Global experience with would-be autocratic leaders shows that free and fair elections and courts willing to check presidential power are critical to protecting a democratic future. In Brazil and South Africa, among others, high courts have held leaders accountable for misdeeds done on their watch. Strongmen elsewhere understand this. China’s Xi Jinping and his proxies have denounced the “false western ideal” of an independent judiciary.
The Roberts court’s record so far is mixed. The 2024 decision that granted Trump immunity from prosecution for official acts in his first term has empowered the president to take even more extreme positions now that he is back in office.

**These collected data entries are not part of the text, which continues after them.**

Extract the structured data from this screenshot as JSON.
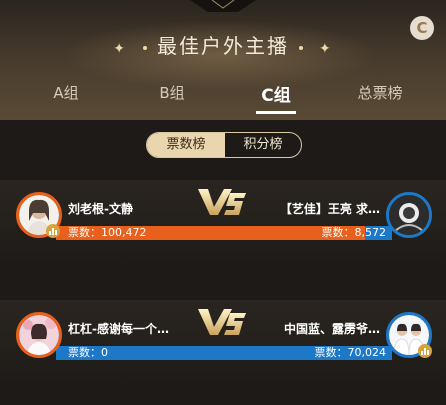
{
  "header": {
    "title": "最佳户外主播",
    "corner_button": "C"
  },
  "tabs": [
    {
      "label": "A组"
    },
    {
      "label": "B组"
    },
    {
      "label": "C组",
      "active": true
    },
    {
      "label": "总票榜"
    }
  ],
  "segment": {
    "options": [
      "票数榜",
      "积分榜"
    ],
    "selected": "票数榜"
  },
  "matches": [
    {
      "left": {
        "name": "刘老根-文静",
        "votes": "票数：100,472"
      },
      "right": {
        "name": "【艺佳】王亮 求…",
        "votes": "票数：8,572"
      },
      "bar_color": "#e8601c",
      "left_share": 0.92
    },
    {
      "left": {
        "name": "杠杠-感谢每一个…",
        "votes": "票数：0"
      },
      "right": {
        "name": "中国蓝、露雳爷…",
        "votes": "票数：70,024"
      },
      "bar_color": "#1e78c8",
      "left_share": 0.0
    }
  ],
  "colors": {
    "accent_gold": "#e9d6ae",
    "orange": "#e8601c",
    "blue": "#1e78c8",
    "badge_gold": "#d8a23a"
  }
}
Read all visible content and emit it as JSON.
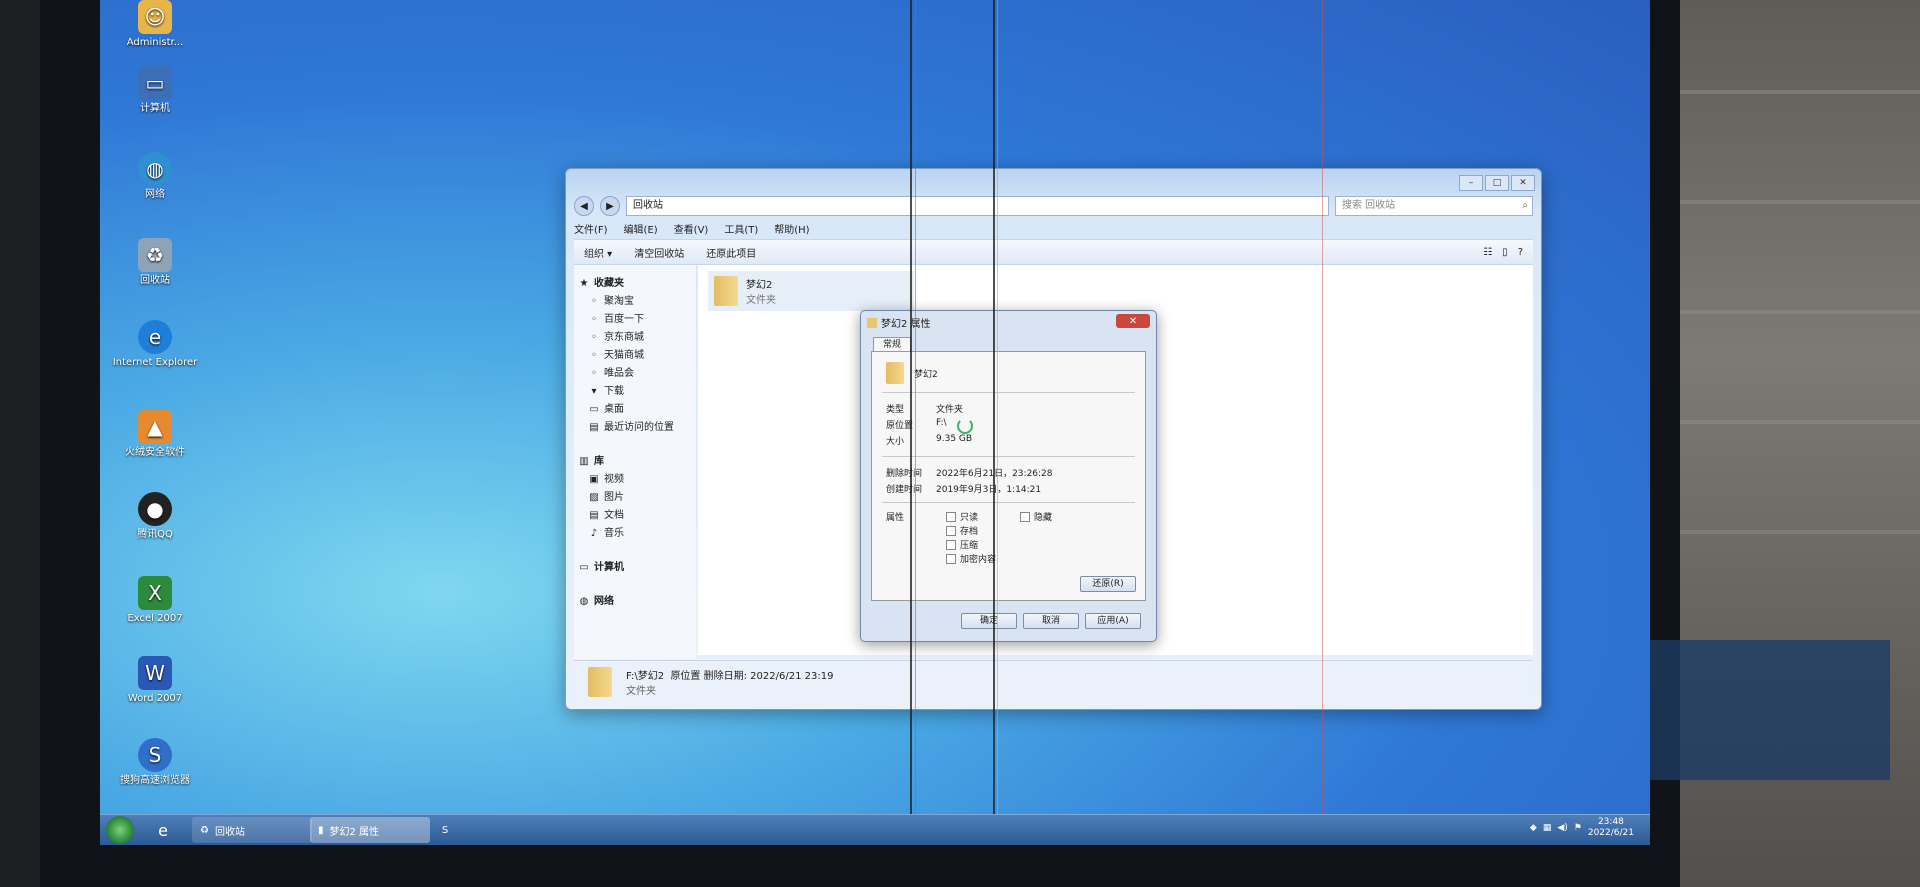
{
  "desktop_icons": [
    {
      "label": "Administr...",
      "icon": "user-icon"
    },
    {
      "label": "计算机",
      "icon": "computer-icon"
    },
    {
      "label": "网络",
      "icon": "network-icon"
    },
    {
      "label": "回收站",
      "icon": "recycle-bin-icon"
    },
    {
      "label": "Internet Explorer",
      "icon": "ie-icon"
    },
    {
      "label": "火绒安全软件",
      "icon": "huorong-icon"
    },
    {
      "label": "腾讯QQ",
      "icon": "qq-icon"
    },
    {
      "label": "Excel 2007",
      "icon": "excel-icon"
    },
    {
      "label": "Word 2007",
      "icon": "word-icon"
    },
    {
      "label": "搜狗高速浏览器",
      "icon": "sogou-icon"
    }
  ],
  "explorer": {
    "address": "回收站",
    "search_placeholder": "搜索 回收站",
    "menu": [
      "文件(F)",
      "编辑(E)",
      "查看(V)",
      "工具(T)",
      "帮助(H)"
    ],
    "toolbar": {
      "organize": "组织 ▾",
      "empty": "清空回收站",
      "restore": "还原此项目"
    },
    "nav": {
      "favorites_title": "收藏夹",
      "favorites": [
        "聚淘宝",
        "百度一下",
        "京东商城",
        "天猫商城",
        "唯品会",
        "下载",
        "桌面",
        "最近访问的位置"
      ],
      "library_title": "库",
      "library": [
        "视频",
        "图片",
        "文档",
        "音乐"
      ],
      "computer": "计算机",
      "network": "网络"
    },
    "file": {
      "name": "梦幻2",
      "type": "文件夹"
    },
    "status": {
      "path": "F:\\梦幻2",
      "date_label": "原位置  删除日期: 2022/6/21 23:19",
      "type": "文件夹"
    }
  },
  "properties": {
    "title": "梦幻2 属性",
    "close": "✕",
    "tab": "常规",
    "name": "梦幻2",
    "type_k": "类型",
    "type_v": "文件夹",
    "location_k": "原位置",
    "location_v": "F:\\",
    "size_k": "大小",
    "size_v": "9.35 GB",
    "modified_k": "删除时间",
    "modified_v": "2022年6月21日，23:26:28",
    "created_k": "创建时间",
    "created_v": "2019年9月3日，1:14:21",
    "attr_k": "属性",
    "attrs": [
      "只读",
      "存档",
      "压缩",
      "加密内容"
    ],
    "hidden": "隐藏",
    "restore_btn": "还原(R)",
    "ok": "确定",
    "cancel": "取消",
    "apply": "应用(A)"
  },
  "taskbar": {
    "items": [
      {
        "label": "回收站",
        "icon": "recycle-bin-icon"
      },
      {
        "label": "梦幻2 属性",
        "icon": "folder-icon"
      }
    ],
    "time": "23:48",
    "date": "2022/6/21"
  }
}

This term’s decisions suggest that constitutional guardrails continue to hedge Trump in. But they are fragile and being undermined by the rightwing campaign to shift power to the presidency at the expense of Congress and independent regulators.
Justice Sonia Sotomayor’s dissent in the Slaughter case is chilling. Observing that the independent agency structure has been accepted since the early 1930s, she writes “the Court discards that democratic regime in favour of one that distorts the structure of Government to fit the majority’s theory of unitary, total executive control. The result is a President who emerges with far greater power than ever before.”
As the nation prepares to celebrate the 250th anniversary of throwing off the yoke of monarchy, it is a shame that the Supreme Court majority seems bent on recreating one.